There must, therefore, be some hidden advantage to being left-handed that counteracts the risks, but the problem for biologists was trying to work out what this advantage was. One idea is that, in the days when arguments were resolved by hand-to-hand combat, being left-handed gave people the benefit of surprise against right-handers. This advantage, however, would only have persisted if left-handers remained in the minority, otherwise right-handers would soon get accustomed to fighting with left-handed opponents.
Now two researchers from the University of Montpellier have found evidence to support this controversial idea. They believe that the more violence there is in a pre-industrial society, the greater the advantage of being left-handed.
Charlotte Faurie and Michel Raymond compared homicide rates, which includes murders and executions, in eight native societies around the world, from the Inuit of the Arctic to the Yanamamo indians of the Amazon. They found that as this measure of violent aggression increased in each society, so did the proportion of men who are left-handed.
Dr Faurie said: "We have found a direct correlation between the level of violence in a given society and the proportion of left-handers. This indicates that fighting can be an important selection pressure in the evolution of left-handedness."
They admit that a homicide rate that includes executions and gang murders is probably not an accurate measure of one-to-one fights in society, but it was the best measure available. "This result strongly supports the fighting hypothesis. More generally, it points to the importance of violence in understanding the evolution of handedness in humans," she said. Left-handedness has existed in human societies since the upper Palaeolithic, or early Stone Age, and in every society studied, it is right-handers who have been in the majority.
It is also well established that left-handers often have an edge in sports such as tennis, cricket, boxing or baseball, where there are dual confrontations between opposing competitors. Other sports, such as gymnastics, show no such bias.

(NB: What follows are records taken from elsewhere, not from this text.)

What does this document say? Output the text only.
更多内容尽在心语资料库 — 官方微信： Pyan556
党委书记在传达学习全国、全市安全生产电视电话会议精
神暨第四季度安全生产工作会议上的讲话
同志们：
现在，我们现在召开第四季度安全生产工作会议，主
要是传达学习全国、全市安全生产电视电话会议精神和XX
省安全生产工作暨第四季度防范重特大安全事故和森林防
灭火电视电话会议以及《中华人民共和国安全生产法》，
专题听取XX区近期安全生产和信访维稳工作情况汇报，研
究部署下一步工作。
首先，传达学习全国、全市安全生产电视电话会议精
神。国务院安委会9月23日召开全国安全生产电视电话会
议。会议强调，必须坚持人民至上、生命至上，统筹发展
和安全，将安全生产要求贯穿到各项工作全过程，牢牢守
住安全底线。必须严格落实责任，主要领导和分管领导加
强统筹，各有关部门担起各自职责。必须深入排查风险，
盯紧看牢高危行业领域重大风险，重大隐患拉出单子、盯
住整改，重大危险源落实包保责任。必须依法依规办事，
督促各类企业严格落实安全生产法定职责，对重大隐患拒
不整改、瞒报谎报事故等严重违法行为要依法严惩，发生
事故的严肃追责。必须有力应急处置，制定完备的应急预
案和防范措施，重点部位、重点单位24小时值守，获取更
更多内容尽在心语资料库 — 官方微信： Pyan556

Dr Faurie and Dr Raymond believe confrontational sports are similar to violent, one-on-one combat. "Interactive sports in Western societies are special cases of fights, with strict rules, including a particular prohibition of killing or intentionally wounding the opponent," they write in the journal Proceedings of the Royal Society B.
If left-handers in combat sports have an advantage when they are in the minority, then the same could also be true in fights and battles, they argue. "If this is true, then the advantage of being left-handed should be greater in a more violent context, which should result in a higher frequency of left-handers," they add.
This is just what the two researchers found when investigating homicide rates in the eight native societies they studied. They found the lowest murder rates and left-handedness in the Dioula tribe of Burkina, and the highest in the Yanamamo and the Jimi valley people of Papua New Guinea.
Dr Faurie said that the left-handed advantage would have only existed for men, who carry out most of the violent acts in any society. But the trait would still persist in women because it tends to be inherited through the maternal line. Professor Chris McManus of University College London, who has carried out an extensive investigation of left- and right- handedness, said that although the theory of Dr Faurie and Dr Raymond was plausible, there are problems in interpreting the data in they way they have. "The sample sizes were small and the methods they used were not as reliable as they could have been. I'm far from convinced," he said.
There must have been an advantage for a minority of people to be born left-handed, but trying to find out what this advantage was - or still is - remains unclear, he said. "The theory I've put forward is that despite the drawbacks of being left-handed, there are advantages in terms of creativity and other positive aspects," said the professor. "And society needed a subgroup who were different."
LEFT-HANDED LEADERS AND CRIMINALS
Alexander the Great
One of the most successful military commanders of the ancient world, he was King of Macedon from 336BC to his death in 323BC. His empire stretched from Greece to northern India.
Napoleon Bonaparte
The French Revolution general and ruler of France from 1799 was 28 when he had established himself as the greatest French general of all time.
Billy the Kid
According to legend, Billy the Kid killed 21 men, one for each year of his life - butthe actual figure is probably nine. The killer, born in 1860, was gunned down in the Chihuahuan desert by the New Mexico sheriff.
Jack the Ripper
His murders in east London in late 1888 have never been solved. Post-mortem evidence suggested that the Ripper was left-handed.